The powerless olive farmer

As farmers we are powerless. Because the individual olive farmer has no market power and is forced to accept whatever price is offered for his olives. I think it is time for a change. Why? We are the ones who invest in the land, the trees, infrastructure, equipment, irrigation, hard labour and risk. The only options available for reducing our costs is to become mechanised and increase the population of olive trees per hectare. As organic farmers, this contradicts what we stand for.

Around 95% of small to medium olive farms run at a great loss. Your total cost per hectare is roughly in the region of 3500 euro whereas the gross income reaches figures of 2750 euro. In our region, where the olive cooperatives dictate and are paying 0.40 euro/kg, the net loss will be substantially higher. Farmers are then removing their ancient olive trees (of great value) and opting for intensive and hedgerow systems increasing the olive tree population from 250 to 2500 per ha; at great cost. The concept of intensive olive farming to satisfy reduced production costs and increased profit margins for the farmer to become financialy viable in this competitive industry, destroys the soil and ecosystem.

The power lies in the hands of the buyer of the olives. They alone dictate the price leaving no room for negotiation. This then makes olive farming financially non viable. This is a problem and needs to be addressed when you consider that the average olive farmer in Spain is over 60 years old. The present financial reward makes it disheartening and impossible for the young, enthusiastic and capable olive farmer to survive. To turn this situation around and encourage young farmers to take up olive farming we as farmers need to reclaim our power.

Some of the ways that we are approaching this is by value adding to our olive production by producing an organic extra virgin olive oil and educating the public to purchase a superior product. We are aware that this is not an easy route to take because it requires excessive knowledge in media marketing, branding, packaging and growing a supportive client base. What differentiates us from other olive oil producers is:

  • The way we manage our existing ancient olive trees to optimise their individual environments and meet their specific needs.
  • They are manually pruned to ensure maximum production and health.
  • Reducing soil compaction: not using heavy machinery. The only compaction we might have is on the rare occasion our small and light tractor passes over the land to mow or for grass seeding, the rest is just footfall.
  • Eliminating heavy machinery: everything is done by hand with the greatest attention to detail. Just look at the use of mechanical olive harvesters alone which are responsible for the destruction of thousands of birds, chicks and eggs in their nests as well the bruising of olives that will negatively impact the flavour.
  • No chemicals: our organic extra vergin olive oil is genuine.

To establish our sense of worth, we need to find a market of consumers that are prepared to pay a fair price that reflects the value of the superior product. Only then can the industry revert back to a profitable and appealing venture.

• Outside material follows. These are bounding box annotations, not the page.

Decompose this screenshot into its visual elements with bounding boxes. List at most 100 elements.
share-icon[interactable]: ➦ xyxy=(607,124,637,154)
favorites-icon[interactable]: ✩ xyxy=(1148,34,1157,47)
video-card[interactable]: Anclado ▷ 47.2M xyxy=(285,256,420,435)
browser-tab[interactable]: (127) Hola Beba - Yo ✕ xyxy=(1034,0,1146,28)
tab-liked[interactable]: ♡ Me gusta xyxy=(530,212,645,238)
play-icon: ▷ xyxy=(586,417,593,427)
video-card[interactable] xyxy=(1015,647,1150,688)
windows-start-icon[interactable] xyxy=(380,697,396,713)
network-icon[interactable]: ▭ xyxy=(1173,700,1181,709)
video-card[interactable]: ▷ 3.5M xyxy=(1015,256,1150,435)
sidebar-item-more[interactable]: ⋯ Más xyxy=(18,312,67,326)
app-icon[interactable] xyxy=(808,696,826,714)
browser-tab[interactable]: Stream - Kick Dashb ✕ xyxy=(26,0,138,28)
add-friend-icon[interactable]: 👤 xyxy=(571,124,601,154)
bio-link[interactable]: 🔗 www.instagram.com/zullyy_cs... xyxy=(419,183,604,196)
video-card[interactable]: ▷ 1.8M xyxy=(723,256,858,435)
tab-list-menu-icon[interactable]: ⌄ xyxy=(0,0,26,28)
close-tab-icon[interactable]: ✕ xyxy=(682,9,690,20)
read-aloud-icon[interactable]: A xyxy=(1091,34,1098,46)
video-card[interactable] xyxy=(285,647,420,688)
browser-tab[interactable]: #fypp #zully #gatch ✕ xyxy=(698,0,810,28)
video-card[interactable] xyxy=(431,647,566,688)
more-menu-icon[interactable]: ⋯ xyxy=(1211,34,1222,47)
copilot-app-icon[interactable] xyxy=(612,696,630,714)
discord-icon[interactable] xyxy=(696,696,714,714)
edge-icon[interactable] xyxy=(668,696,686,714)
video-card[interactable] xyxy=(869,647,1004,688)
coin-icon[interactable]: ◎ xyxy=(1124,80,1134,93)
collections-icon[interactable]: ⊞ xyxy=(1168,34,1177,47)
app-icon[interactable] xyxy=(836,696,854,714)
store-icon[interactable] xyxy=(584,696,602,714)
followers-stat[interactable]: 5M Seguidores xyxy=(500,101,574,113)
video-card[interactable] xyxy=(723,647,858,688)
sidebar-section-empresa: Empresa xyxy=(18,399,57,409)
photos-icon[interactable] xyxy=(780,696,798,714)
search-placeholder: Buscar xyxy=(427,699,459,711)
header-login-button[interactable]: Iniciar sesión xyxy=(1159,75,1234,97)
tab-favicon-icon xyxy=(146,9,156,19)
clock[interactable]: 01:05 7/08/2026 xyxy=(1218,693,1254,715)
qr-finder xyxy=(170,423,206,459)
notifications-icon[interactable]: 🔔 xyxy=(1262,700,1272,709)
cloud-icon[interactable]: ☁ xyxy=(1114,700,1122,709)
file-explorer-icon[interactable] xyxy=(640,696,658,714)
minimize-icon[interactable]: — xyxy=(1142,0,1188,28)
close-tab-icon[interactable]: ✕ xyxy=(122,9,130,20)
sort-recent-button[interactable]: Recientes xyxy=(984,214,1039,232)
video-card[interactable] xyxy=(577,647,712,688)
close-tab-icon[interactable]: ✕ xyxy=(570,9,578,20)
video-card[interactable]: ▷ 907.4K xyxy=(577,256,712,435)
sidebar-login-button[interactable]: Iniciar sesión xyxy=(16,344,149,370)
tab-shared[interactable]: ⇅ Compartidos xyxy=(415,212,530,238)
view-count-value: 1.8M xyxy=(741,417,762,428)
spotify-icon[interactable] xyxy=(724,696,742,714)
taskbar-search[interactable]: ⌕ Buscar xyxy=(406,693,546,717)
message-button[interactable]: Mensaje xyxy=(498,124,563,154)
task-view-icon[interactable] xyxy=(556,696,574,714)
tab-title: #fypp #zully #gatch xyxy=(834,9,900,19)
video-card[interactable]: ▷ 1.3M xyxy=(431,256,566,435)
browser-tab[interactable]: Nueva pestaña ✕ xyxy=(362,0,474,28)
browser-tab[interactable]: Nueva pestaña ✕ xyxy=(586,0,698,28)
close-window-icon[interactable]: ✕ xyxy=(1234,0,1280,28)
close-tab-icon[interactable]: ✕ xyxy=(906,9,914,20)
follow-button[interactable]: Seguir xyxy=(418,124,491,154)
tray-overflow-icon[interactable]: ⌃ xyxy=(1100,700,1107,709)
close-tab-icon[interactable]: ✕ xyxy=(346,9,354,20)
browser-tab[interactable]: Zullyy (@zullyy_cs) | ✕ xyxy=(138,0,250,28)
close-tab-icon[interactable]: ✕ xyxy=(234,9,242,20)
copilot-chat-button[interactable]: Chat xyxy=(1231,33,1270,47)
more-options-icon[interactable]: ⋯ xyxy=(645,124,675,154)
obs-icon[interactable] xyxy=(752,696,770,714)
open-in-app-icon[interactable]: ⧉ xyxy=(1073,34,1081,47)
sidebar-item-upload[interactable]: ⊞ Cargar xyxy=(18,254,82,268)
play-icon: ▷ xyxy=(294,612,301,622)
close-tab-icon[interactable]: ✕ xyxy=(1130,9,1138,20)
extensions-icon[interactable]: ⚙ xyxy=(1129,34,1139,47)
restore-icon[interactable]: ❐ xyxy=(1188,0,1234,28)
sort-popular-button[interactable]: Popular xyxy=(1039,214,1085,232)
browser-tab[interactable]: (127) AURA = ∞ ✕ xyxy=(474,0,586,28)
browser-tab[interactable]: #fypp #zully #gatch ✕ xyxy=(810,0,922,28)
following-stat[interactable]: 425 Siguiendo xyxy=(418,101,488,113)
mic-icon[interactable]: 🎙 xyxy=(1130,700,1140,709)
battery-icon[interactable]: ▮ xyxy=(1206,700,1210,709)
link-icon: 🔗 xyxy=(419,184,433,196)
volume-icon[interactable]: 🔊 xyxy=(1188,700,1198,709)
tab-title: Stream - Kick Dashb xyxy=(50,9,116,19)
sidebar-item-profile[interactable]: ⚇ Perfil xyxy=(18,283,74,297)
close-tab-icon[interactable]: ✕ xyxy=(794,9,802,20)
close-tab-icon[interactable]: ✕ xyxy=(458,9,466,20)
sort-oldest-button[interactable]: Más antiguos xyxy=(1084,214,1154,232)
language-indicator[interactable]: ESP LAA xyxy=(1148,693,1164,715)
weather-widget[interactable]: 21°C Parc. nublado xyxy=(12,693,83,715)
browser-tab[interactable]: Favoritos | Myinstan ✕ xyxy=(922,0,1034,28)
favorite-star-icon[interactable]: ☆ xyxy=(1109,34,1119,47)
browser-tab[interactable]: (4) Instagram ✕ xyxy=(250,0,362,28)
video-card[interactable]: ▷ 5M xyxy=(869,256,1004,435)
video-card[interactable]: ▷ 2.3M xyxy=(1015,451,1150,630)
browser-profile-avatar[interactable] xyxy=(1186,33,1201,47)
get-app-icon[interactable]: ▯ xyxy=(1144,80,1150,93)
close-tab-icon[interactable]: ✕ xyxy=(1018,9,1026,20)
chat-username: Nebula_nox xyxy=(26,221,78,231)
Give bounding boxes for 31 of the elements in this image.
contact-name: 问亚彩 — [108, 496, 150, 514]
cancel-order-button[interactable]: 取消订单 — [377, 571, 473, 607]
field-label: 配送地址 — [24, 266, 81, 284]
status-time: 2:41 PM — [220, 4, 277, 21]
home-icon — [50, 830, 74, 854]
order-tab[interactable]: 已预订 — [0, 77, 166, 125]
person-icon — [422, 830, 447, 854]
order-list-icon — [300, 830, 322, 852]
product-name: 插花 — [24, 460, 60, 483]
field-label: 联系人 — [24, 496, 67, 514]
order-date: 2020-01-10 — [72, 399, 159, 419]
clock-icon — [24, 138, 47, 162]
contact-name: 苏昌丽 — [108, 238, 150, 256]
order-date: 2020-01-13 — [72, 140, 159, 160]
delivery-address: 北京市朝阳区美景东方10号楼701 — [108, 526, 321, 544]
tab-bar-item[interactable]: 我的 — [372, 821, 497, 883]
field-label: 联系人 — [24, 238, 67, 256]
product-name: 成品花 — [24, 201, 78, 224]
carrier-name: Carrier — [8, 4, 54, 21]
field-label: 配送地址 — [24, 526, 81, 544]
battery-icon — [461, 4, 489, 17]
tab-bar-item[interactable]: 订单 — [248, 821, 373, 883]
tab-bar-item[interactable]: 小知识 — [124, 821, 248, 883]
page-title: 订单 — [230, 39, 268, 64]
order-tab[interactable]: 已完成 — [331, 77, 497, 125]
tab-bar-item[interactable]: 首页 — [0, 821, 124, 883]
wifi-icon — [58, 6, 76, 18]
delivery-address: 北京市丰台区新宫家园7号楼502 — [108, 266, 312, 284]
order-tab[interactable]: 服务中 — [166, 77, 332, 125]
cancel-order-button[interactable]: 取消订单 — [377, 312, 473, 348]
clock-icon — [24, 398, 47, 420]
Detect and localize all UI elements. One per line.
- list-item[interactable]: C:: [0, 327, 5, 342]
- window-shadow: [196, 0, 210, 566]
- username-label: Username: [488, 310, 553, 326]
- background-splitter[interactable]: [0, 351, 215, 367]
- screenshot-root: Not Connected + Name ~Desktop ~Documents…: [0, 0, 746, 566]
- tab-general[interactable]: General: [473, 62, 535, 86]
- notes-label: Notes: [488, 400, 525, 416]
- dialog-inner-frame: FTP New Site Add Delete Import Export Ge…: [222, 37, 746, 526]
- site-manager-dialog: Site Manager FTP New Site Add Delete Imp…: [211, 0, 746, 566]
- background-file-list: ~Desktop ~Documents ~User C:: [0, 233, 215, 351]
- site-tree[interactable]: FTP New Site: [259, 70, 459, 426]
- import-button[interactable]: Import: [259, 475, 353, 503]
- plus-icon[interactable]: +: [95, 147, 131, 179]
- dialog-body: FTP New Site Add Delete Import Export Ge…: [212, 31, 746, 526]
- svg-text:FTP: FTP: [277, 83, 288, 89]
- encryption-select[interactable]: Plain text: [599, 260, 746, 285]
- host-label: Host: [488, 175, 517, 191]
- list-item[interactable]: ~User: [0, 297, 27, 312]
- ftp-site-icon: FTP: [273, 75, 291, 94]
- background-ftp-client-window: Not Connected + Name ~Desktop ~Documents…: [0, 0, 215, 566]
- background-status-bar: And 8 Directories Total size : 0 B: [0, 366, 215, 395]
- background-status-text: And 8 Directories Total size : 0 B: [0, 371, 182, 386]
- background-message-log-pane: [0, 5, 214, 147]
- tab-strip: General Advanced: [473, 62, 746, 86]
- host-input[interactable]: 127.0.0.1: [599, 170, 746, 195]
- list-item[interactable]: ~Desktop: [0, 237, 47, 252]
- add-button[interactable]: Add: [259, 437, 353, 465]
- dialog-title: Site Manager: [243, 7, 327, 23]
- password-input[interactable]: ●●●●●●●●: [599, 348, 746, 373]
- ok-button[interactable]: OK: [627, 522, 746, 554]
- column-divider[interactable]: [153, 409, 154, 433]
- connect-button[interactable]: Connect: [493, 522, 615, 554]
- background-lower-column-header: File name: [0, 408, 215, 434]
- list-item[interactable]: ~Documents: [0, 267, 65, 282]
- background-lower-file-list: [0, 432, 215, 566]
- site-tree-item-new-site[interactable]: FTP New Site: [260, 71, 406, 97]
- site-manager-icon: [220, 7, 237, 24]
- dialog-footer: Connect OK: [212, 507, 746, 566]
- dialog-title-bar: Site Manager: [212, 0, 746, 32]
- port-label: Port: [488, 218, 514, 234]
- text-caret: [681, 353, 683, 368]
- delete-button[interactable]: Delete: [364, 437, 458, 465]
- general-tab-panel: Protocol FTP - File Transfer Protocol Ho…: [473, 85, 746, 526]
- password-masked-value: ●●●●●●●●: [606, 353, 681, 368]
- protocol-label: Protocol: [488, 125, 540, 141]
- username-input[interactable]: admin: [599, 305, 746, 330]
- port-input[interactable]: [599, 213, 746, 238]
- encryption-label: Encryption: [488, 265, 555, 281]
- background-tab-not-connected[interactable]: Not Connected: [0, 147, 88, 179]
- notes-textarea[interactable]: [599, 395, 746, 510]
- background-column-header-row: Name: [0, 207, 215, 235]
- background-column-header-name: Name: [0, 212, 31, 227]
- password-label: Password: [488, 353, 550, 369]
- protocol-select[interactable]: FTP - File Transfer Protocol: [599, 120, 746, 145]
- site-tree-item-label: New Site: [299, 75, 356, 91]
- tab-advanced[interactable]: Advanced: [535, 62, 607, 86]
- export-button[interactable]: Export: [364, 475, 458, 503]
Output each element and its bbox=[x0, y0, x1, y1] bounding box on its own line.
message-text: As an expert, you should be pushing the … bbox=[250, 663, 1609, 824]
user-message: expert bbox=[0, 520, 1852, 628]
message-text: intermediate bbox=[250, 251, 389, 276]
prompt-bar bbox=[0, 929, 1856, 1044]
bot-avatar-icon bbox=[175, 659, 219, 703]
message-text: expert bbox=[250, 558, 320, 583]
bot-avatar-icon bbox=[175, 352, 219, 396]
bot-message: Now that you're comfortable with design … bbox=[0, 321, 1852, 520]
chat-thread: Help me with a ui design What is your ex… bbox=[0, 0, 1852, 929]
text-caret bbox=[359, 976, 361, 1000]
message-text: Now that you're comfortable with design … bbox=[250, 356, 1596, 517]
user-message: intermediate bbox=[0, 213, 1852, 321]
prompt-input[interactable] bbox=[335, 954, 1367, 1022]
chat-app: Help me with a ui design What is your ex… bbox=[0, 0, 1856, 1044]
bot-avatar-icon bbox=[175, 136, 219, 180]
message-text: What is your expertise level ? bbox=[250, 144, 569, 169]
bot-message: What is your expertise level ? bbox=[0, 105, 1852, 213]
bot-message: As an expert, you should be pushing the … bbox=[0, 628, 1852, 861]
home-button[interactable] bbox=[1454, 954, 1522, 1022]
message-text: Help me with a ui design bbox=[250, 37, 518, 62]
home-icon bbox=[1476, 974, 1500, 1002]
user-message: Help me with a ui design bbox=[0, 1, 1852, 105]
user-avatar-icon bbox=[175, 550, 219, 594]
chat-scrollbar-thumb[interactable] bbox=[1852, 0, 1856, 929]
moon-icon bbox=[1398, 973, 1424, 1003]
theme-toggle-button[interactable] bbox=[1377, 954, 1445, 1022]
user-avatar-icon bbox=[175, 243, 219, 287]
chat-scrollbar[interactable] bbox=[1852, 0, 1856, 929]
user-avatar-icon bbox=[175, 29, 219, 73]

I would like to appeal to the discerning buyer, who will have an in depth and honest look at the organic extra virgin olive oil they are purchasing. Find farmers who share our philosophy. This way you will invest in olive farming that will not only be genuin regenerative farming but create the opportunity for young enthusiastic farmers to come onto the land. Otherwise, the industry becomes destructive and mechanised, rich in compacted dysfunctional soils and ultimately leads to global desertification.